The kiwi dollar fell to 63.62 euro cents from 64.07 cents at 5pm yesterday in Wellington. The local currency fell to 84.15 US cents from 84.42 cents.

The euro gained to a seven-month high against the greenback after S&P lifted its credit rating on Greece to B- from selective default with a stable outlook. Meantime, Spain drew solid demand in its latest debt auctions, selling three-month bills at an average yield of 1.195 per cent, down from 1.254 per cent at a previous auction on Nov. 27.

"It's been a good night for the euro" on the back of the Greek upgrade, said Tim Kelleher, head of institutional FX sales at ASB Institutional. "The kiwi has been struggling in the past couple of days, with a bit of profit taking on the crosses. It had probably gone too far, too fast."


The New Zealand dollar may trade in a range of 83.90 US cents to 84.30 cents today, he said.

Traders are awaiting balance of payments figures for the third quarter later this morning, which are expected to show New Zealand's current account deficit widened to $4.83 billion in the three months ended Sept. 30 from $1.8 billion in the second quarter, according to a Reuters survey.

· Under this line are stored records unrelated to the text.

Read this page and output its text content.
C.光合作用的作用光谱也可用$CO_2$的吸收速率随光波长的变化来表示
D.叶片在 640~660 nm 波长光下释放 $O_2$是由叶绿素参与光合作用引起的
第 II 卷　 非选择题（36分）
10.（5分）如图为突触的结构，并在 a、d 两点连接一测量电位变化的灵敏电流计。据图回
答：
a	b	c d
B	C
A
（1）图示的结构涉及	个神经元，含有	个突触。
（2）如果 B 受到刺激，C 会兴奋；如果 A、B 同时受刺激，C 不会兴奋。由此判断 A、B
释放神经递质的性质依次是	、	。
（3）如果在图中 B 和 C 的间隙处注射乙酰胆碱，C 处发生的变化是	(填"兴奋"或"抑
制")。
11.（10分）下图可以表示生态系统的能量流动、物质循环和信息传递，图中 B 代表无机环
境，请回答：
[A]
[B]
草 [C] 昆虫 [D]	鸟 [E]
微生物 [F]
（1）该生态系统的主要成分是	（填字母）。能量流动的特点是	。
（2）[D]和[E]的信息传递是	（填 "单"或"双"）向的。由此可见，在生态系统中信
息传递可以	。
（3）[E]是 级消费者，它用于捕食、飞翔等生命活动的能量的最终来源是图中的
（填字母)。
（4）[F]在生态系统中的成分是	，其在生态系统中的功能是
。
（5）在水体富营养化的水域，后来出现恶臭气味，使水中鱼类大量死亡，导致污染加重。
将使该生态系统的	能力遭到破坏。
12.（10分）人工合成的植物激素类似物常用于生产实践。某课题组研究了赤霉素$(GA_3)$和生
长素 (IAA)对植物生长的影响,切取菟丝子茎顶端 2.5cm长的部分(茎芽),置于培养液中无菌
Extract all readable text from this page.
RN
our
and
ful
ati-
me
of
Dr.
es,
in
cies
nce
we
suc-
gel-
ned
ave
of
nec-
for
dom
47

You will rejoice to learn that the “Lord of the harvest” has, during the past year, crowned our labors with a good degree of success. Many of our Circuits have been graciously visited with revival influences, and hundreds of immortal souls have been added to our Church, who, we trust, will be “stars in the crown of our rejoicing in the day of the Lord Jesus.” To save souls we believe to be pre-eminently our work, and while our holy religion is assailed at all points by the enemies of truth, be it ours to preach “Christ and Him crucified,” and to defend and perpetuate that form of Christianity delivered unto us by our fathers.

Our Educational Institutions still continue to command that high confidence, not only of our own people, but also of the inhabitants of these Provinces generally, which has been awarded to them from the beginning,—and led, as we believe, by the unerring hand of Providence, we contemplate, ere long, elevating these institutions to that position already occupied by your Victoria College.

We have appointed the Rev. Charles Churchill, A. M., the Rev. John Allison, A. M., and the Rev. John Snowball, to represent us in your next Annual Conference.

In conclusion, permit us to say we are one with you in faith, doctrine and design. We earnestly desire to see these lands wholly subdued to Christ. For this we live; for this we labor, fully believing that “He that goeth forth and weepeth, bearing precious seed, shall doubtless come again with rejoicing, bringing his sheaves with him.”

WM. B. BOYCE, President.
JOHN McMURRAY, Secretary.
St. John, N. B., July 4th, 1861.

The annual deficit narrowed to $9.83 billion, or 4.8 per cent of GDP, from $10.1 billion, or 4.9 per cent.

Tonight, traders will be looking at the release of Germany's IFO survey for more evidence of the strength of Europe's biggest economy.

The trade-weighted index slipped to 75 from 75.26. The kiwi fell to 51.79 British pence from 52.05 pence. It fell to 79.91 Australian cents from 80.02 cents and slipped to 70.85 yen from 70.93 yen.